PROVO Utah's standard real-estate purchase contracts may be altered after Provo passed an ordinance last week that alarmed Realtors statewide.
Most homes in Utah are sold using standard contracts constantly updated by the Utah Association of Realtors to reflect new issues in the real-estate industry. Provo's City Council passed an ordinance last week intended to give additional protection to buyers by requiring sellers to provide more disclosure about zoning and the legal uses of their property than is required by the state contract.
The ordinance drew the swift attention of legislators and Realtors, however, and the City Council appears ready to repeal it.
"One of my concerns was that this would be unique to Provo," said Utah Senate President John Valentine, R-Orem. "If that happened we could have more than 400 Utah cities saying they wanted to make up their own rules, too. It would just bring chaos into the real-estate market."

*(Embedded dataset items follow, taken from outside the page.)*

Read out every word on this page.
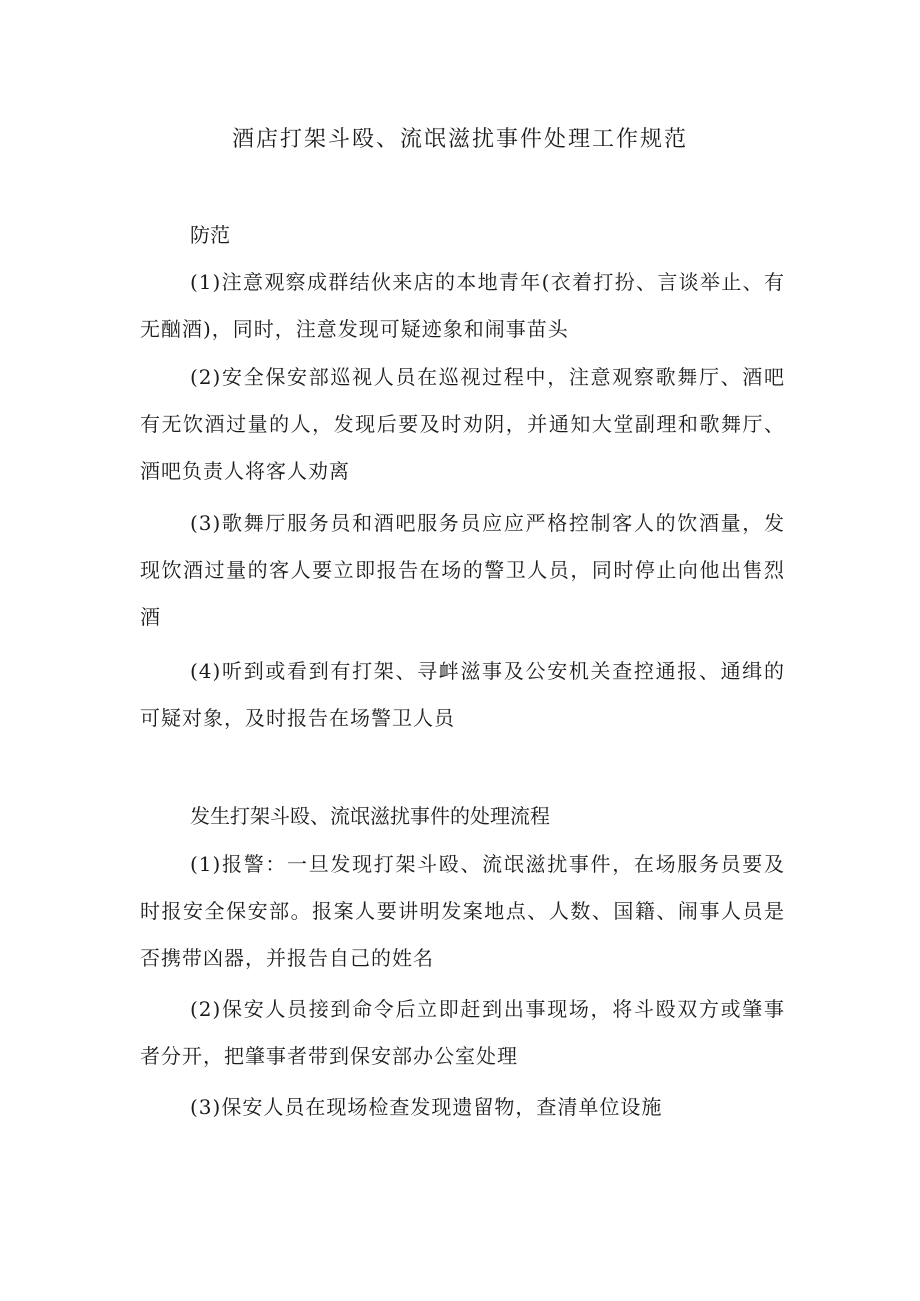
酒店打架斗殴、流氓滋扰事件处理工作规范
防范

(1)注意观察成群结伙来店的本地青年(衣着打扮、言谈举止、有无酗酒)，同时，注意发现可疑迹象和闹事苗头

(2)安全保安部巡视人员在巡视过程中，注意观察歌舞厅、酒吧有无饮酒过量的人，发现后要及时劝阴，并通知大堂副理和歌舞厅、酒吧负责人将客人劝离

(3)歌舞厅服务员和酒吧服务员应应严格控制客人的饮酒量，发现饮酒过量的客人要立即报告在场的警卫人员，同时停止向他出售烈酒

(4)听到或看到有打架、寻衅滋事及公安机关查控通报、通缉的可疑对象，及时报告在场警卫人员

发生打架斗殴、流氓滋扰事件的处理流程

(1)报警：一旦发现打架斗殴、流氓滋扰事件，在场服务员要及时报安全保安部。报案人要讲明发案地点、人数、国籍、闹事人员是否携带凶器，并报告自己的姓名

(2)保安人员接到命令后立即赶到出事现场，将斗殴双方或肇事者分开，把肇事者带到保安部办公室处理

(3)保安人员在现场检查发现遗留物，查清单位设施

Realtors also said the ordinance put too much of the burden on sellers and upset the critical timeline of real-estate deals by requiring sellers to provide the zoning disclosure before buyers and sellers signed an offer sheet. That form, known as the real-estate purchase contract, includes a negotiated period of time for buyers to check what the sellers have presented about the property and zoning.
Provo City Council Chairman George Stewart said he has the votes to repeal the ordinance on Tuesday after Valentine brokered a meeting between council leadership and Chris Kyler, chief executive officer of the Utah Association of Realtors. Provo Mayor Lewis Billings told the City Council in an e-mail Wednesday morning that he would not sign the ordinance into law.
The sides clearly will have to work out a compromise about when sellers would have to make zoning disclosures, either before or after an offer is signed. Kyler said it is virtually impossible to do before an offer and that some of Provo's ordinance turned on its head the standard Utah real-estate presumption of caveat emptor buyer beware that puts emphasis on the buyer researching the veracity of seller disclosures and claims.
The Provo ordinance also bothered Valentine because it would provide buyers a way out of a contract that isn't included in the contract.
Stewart said the Provo City Council embraced the idea of putting more responsibility on sellers, but both sides like the idea that improved zoning disclosure requirements in the purchasing process would benefit buyers and sellers around the state.